A groundbreaking study has identified an important mechanism that can be used to control the restoration of myelin sheaths in patients with degenerative diseases, such as multiple sclerosis and following traumatic injuries.
The researchers at Johannes Gutenberg University Mainz (JGU) and the University of Fribourg in Switzerland and led by neurobiologist Professor Claire Jacob, were able to regenerate damaged myelin sheaths in mice by treating them with the active substance theophylline, restoring their nerve cell function. This research could have huge implications for people with multiple sclerosis who have damaged myelin sheaths.
The paper has been published in Nature Communications.
Restoring protective myelin coating
Intact myelin sheaths are a prerequisite for the healthy functioning of the peripheral and central nervous systems. The research group investigated how remyelination occurs in both peripheral and central nervous systems of mice.

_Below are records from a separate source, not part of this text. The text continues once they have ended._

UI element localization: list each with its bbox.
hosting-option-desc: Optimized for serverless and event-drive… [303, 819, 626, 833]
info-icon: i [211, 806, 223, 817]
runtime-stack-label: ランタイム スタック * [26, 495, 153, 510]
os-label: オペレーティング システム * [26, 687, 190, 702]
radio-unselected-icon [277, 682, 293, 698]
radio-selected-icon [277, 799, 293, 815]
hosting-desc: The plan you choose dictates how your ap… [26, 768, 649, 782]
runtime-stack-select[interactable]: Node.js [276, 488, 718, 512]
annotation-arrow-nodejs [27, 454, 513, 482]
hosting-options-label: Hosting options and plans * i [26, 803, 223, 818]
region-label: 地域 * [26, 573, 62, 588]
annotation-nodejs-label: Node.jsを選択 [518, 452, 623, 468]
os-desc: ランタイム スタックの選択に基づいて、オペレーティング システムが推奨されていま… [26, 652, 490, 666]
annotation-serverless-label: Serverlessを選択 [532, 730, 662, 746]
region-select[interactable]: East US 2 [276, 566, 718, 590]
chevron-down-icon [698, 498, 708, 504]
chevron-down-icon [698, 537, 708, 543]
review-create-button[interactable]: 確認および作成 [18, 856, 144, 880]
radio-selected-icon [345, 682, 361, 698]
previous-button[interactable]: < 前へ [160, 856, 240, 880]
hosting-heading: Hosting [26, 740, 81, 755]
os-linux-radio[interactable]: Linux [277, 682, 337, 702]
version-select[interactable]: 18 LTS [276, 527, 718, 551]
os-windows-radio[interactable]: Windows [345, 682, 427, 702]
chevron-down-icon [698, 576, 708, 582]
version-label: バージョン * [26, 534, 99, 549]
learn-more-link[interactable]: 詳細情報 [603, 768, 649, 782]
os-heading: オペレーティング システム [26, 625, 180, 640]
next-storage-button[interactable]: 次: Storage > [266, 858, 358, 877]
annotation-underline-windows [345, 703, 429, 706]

“First, we wanted to understand the process that blocks remyelination. We subsequently studied how to counteract this blocking effect,” said Jacob. The neuroscientists identified a protein called eEF1A1 as a key factor in the process and found that eEF1A1 activated by acetylation prevents the remyelination process, but if eEF1A1 is deactivated by deacetylation, myelin sheaths can be rebuilt. The protein that deacetylates eEF1A1 is the enzyme called histone deacetylase 2 (HDAC2).
“Once we understood this process, we decided to try to control it by boosting the HDAC2 activity and its synthesis in cells,” said Jacob. This was achieved by using the active substance theophylline, which is also present in tea leaves and has long been used in the treatment of asthma.
“In a mouse model, the use of theophylline over a period of four days resulted in significant recovery. Restoration of myelin sheaths was particularly impressive in the PNS, where they recovered completely. Regeneration also improved in the CNS, as there was rapid and efficient rebuilding of myelin sheaths in both young and old mice. A low dose of the active substance was sufficient to trigger the improvements – a big plus with regard to the known side effects of theophylline, which occur at higher doses.
“In summary, this study […] shows that theophylline, by activating HDAC2, promotes eEF1A1 deacetylation, increases […] remyelination speed and efficiency after lesion of the PNS and CNS, thus appearing as a very promising compound to test in future translational studies to accelerate and promote remyelination after traumatic lesions or in the context of demyelinating disorders,” write the authors.
Funding for corresponding clinical trials in patients is now being sought, while a patent application has already been filed.